Imagine a seguinte cena: você está sozinha, hospedada em uma casa bem confortável, perto do mar, perto de bastante natureza… Agora vá mais longe: imagine que você está sentada no melhor sofá imaginável e se dá conta de que por três dias inteiros, não importa o quanto você concorde com isso ou não, todas as pessoas que dependem de você de qualquer modo, mesmo que mínimo, estarão ocupadas, felizes e satisfeitas. Esses três dias são apenas seus, para fazer o que quiser, qualquer coisa. Deixa a imaginação rolar, o que você faria?
Tá difícil? Então têm mais, você está neste lugar e acaba de ser lembrada de que a última vez que pôde sentir tamanha liberdade foi… complete você mesma a frase.
2020 foi um ano extremamente difícil. Mesmo que o cansaço físico possa ter sido leve para alguns, ninguém escapou do cansaço emocional. Porém, após conversar com muitas mães e ouvir relatos extremamente semelhantes, ouso afirmar que as pessoas mais exaustas são elas.
A maioria delas também é profissional em alguma área e, além de lidar com todos os desafios ligados à pandemia e à maternidade, estiveram ativas, mesmo que com adaptações, em suas atividades profissionais.
O caso é que quase todas se sentem sobrecarregadas e exaustas por conta das responsabilidades que a maternidade trouxe. Mas, foi a maternidade quem trouxe os desafios? Ou foi uma história, onde as mulheres devem ser uma espécie alienígena de polvo multitarefas incansável e completamente altruísta?
No final de um desabafo, sempre reiteradamente justificado, quase que pedindo desculpas para o mundo por estar desabafando, aparece nos relatos um pai que não dá conta da criança, ou que “até cuida, mas deixa um rastro de coisas mal resolvidas no caminho”. É muito comum que os pais não consigam cuidar de seus filhos nem durante o tempo que a mãe precisa estar no banheiro.
Em seguida, quase como em um coro de unanimidade, elas dizem: é que eu pego a responsabilidade pra mim. É nessa hora que a maioria delas engole o choro e decide que a exaustão, causada por uma sociedade pouco, ou nada acolhedora, pela péssima divisão de tarefas e por limitações de muitos pais, é responsabilidade só delas.
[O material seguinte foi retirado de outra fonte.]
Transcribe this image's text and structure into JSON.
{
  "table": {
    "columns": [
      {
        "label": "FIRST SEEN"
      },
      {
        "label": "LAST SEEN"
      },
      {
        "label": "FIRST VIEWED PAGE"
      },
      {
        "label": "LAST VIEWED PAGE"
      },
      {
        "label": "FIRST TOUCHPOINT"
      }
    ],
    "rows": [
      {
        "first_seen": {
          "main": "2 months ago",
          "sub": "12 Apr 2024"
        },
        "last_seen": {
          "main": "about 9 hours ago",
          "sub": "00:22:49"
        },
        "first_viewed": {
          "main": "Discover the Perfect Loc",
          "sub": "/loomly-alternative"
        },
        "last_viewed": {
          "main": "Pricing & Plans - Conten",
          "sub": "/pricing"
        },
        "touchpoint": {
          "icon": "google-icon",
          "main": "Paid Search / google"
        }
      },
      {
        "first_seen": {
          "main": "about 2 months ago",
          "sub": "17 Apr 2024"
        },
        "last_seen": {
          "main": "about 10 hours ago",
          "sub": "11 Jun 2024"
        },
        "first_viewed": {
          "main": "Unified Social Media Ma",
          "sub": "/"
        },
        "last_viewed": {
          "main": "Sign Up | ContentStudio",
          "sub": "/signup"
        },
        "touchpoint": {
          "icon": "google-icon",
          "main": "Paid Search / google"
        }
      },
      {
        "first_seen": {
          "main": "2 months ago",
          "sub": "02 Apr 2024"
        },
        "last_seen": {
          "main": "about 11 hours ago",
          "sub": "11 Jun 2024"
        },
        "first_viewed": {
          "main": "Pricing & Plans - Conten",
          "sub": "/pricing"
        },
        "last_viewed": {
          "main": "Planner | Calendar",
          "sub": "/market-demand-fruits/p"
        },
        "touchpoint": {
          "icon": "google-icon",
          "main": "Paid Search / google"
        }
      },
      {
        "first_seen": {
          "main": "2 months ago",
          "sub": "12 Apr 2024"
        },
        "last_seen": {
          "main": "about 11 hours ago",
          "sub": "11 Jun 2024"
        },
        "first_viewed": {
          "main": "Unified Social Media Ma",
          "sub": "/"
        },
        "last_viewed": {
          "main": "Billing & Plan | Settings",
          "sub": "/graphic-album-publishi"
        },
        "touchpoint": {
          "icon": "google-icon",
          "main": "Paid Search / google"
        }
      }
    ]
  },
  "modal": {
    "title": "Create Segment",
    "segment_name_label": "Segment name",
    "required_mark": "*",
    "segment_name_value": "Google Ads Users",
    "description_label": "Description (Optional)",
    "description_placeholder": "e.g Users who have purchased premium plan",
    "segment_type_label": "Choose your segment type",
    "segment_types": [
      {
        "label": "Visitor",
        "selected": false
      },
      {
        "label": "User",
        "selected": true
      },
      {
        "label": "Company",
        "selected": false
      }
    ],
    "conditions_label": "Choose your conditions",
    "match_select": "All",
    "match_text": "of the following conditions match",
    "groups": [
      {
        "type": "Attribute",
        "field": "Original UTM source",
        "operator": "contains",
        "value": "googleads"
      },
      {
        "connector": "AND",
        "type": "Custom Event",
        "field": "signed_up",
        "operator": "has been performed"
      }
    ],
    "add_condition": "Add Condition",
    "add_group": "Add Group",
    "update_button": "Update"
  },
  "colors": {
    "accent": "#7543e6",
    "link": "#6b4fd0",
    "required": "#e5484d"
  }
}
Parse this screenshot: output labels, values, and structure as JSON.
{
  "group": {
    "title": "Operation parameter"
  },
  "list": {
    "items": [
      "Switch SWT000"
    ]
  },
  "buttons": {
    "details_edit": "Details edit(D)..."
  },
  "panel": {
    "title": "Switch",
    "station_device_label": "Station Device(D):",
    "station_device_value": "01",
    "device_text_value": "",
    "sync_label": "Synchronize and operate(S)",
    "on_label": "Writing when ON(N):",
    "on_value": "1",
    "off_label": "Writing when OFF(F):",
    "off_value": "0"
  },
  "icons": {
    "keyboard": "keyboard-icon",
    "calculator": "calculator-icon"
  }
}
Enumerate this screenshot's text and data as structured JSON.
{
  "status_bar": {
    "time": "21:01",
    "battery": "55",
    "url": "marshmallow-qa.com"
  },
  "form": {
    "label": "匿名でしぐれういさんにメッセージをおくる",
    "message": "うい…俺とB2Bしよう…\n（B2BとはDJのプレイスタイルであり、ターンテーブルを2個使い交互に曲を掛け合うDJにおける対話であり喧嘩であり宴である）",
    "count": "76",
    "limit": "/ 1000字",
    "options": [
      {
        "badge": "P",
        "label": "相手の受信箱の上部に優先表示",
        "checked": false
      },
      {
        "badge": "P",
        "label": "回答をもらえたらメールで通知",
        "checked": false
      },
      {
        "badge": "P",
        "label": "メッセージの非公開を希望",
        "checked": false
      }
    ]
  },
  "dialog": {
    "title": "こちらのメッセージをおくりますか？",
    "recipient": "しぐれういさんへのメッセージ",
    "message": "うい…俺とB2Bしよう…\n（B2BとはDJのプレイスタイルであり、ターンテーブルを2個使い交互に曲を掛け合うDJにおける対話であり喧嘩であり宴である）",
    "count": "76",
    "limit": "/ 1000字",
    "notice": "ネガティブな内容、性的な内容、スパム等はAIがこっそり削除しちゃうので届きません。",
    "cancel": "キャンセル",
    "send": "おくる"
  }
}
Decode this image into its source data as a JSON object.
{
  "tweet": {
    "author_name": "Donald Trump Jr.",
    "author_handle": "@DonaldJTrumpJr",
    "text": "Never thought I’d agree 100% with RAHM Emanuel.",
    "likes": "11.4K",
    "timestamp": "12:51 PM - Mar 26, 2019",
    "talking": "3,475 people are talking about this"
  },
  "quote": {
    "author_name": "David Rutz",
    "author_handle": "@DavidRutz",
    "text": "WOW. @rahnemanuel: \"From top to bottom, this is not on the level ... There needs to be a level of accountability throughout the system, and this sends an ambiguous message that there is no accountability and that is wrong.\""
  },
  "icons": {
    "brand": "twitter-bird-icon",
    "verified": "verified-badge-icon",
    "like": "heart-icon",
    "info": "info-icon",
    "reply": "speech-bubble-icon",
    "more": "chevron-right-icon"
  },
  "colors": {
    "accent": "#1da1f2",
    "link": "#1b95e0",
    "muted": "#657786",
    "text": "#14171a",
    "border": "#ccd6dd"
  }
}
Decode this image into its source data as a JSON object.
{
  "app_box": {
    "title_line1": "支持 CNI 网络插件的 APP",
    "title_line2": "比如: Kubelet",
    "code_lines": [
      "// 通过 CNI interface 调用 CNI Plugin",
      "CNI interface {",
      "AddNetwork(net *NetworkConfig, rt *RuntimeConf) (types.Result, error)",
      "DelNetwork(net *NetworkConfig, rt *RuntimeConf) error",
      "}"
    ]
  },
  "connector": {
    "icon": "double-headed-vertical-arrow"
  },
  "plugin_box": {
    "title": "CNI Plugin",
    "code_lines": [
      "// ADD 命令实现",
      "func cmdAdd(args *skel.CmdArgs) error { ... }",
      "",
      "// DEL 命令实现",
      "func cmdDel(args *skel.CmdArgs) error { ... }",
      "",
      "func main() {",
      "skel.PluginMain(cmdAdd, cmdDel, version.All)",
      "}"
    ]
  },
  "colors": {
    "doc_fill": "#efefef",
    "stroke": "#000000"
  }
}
Eu ouvi essa mesma história mais de 50 vezes no último ano. Então algo precisa ser dito. Mães: vocês precisam descansar e isso é tão necessário quanto alimentar seu bebê. Só isso. Descansem.
Utilizem essa força absurda para entregar seu filhote a outro ser tão responsável quanto você e digam que por 4, 6, 8, 12, 24, 36 horas não estarão disponíveis, estarão fazendo uma transfusão de sangue da alma que as mantém vivas e felizes para continuar. Note que o outro pode ser responsável e ter seu próprio modo de cuidar. Não espere encontrar outro alguém idêntico a você para te dar uma folga.
Seus filhos e filhas seguem seus exemplos e irão cuidar de si mesmos da mesma maneira que te observam cuidando de si. Se são meninos, provavelmente, esperarão encontrar mulheres que se sacrificam como você. Se são meninas muito provavelmente se submeterão a semelhantes abusos.
É muito mais provável que eles se sintam estressados e culpados diante do nosso estresse, que desamparados por passarem algum tempo sob os cuidados de outra pessoa querida. Mesmo que não seja o pai, existem muitas possibilidades: avós, amigas, padrinhos, babás. Peça ajuda! O que não dá para naturalizar, embora quase sacramentado, é esse absurdo de que a mãe só pode descansar da maternidade trabalhando em outra coisa. Isso não é descansar.
É impossível ajudar um filho a ser feliz levando uma vida infeliz. Não existe uma tabela com a quantidade mínima ou máxima de descanso permitido para as mães. Isso varia conforme a necessidade das mães e sim, talvez por conta dessa necessidade a criança precise esperar um pouco e entender que a mamãe também é humana. Uma mãe suficientemente boa depende da existência de uma mulher que tem uma vida digna. Garantir a saúde integral das mães é também, mesmo que indiretamente, garantir a saúde integral dos filhos.